Son projet s’écoule sur deux années, la première consiste «à amener les élèves vers une maîtrise de la langue espagnole à travers le partage avec des hispanophones.» Pour Edinson, ce «n’est pas qu’un simple échange», mais «une expérience de vie» pour ses élèves à qui, il souhaite apporter ce qu’il a lui-même connu dans sa ville où adolescent, il a participé à des actions dans les quartiers défavorisés de sa ville. Il souhaite reproduire cela au Pérou et travailler avec une association qui prend en charge des enfants des quartiers défavorisés de Lima. Il veut proposer 15 jours d’activités ludiques avec les enfants de l’association afin que les élèves français apprennent et pratiquent l’espagnol par le jeu, le sport, et des activités manuelles avec des enfants. Ce travail avec les enfants les place dans le rôle de «grand frère», «je pense qu’il faut donner des responsabilités à nos adolescents pour qu’ils se rendent compte des réalités».
Le voyage comme expérience de partage et d’aide pour comprendre la réalité d’autres pays
Avec ses élèves de 1re, il veut travailler les aspects linguistiques, travailler l’oral et en Terminale, les élèves partiraient 3 semaines, 2 semaines d’activités avec l’association et 1 semaine de découverte du pays et de la civilisation péruvienne.
Pour lui, est centrale la dimension de «l’échange social, linguistique, culturel avec des enfants pour parfaire l’espagnol et l’ouverture à l’empathie, la culture, le partage des connaissances, pour comprendre la réalité d’autres pays.»
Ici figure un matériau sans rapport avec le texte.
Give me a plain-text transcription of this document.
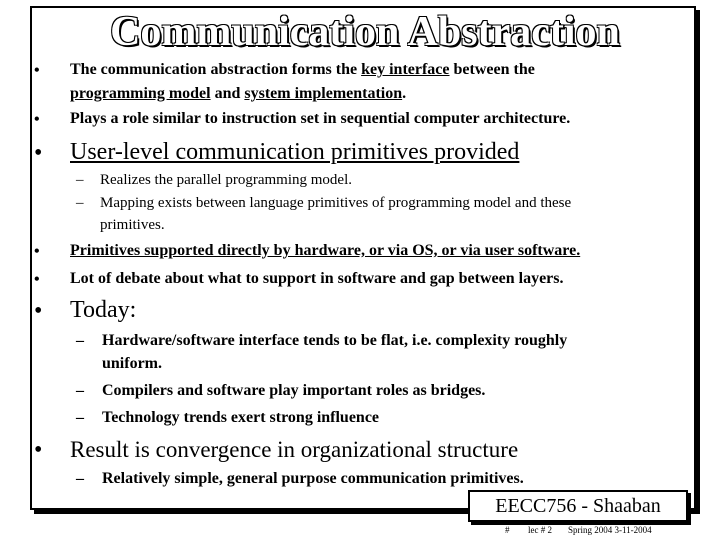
Communication Abstraction
• The communication abstraction forms the key interface between the
programming model and system implementation.
• Plays a role similar to instruction set in sequential computer architecture.
• User-level communication primitives provided
– Realizes the parallel programming model.
– Mapping exists between language primitives of programming model and these
primitives.
• Primitives supported directly by hardware, or via OS, or via user software.
• Lot of debate about what to support in software and gap between layers.
• Today:
– Hardware/software interface tends to be flat, i.e. complexity roughly
uniform.
– Compilers and software play important roles as bridges.
– Technology trends exert strong influence
• Result is convergence in organizational structure
– Relatively simple, general purpose communication primitives.
EECC756 - Shaaban
# lec # 2 Spring 2004 3-11-2004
«En Europe, on ne se rend pas compte de certaines réalités. En cours de langue on peut toucher certains points et apporter le changement, c’est autre chose». Avec ce projet, Edinson veut permettre aux élèves du lycée de «partir en voyage, pour visiter et s’amuser, mais aussi pour aider et partager des moments importants avec d’autres personnes ». Un tel voyage permet d’essayer de comprendre l’autre, sa façon de vivre, et d’apporter autre chose. Il insiste sur l’échange avec les natifs, «on est professeur de langue: la meilleure façon d’apprendre, c’est de communiquer, de se lancer».
Le travail avec l’association permet d’échanger avec des enfants, cela change les élèves de posture et de position, c’est une «nouvelle façon d’apprendre et d’appréhender la langue. C’est aussi apprendre l’empathie, se mettre à la place de l’autre» pour des élèves qui vivent dans un milieu plutôt aisé, à proximité de la Suisse.
Le voyage scolaire est en effet bien plus qu’une expérience scolaire, n’est-il pas apprentissage (inter)culturel, linguistique et social: l’ouverture et connaissance de soi comme de l’autre par excellence?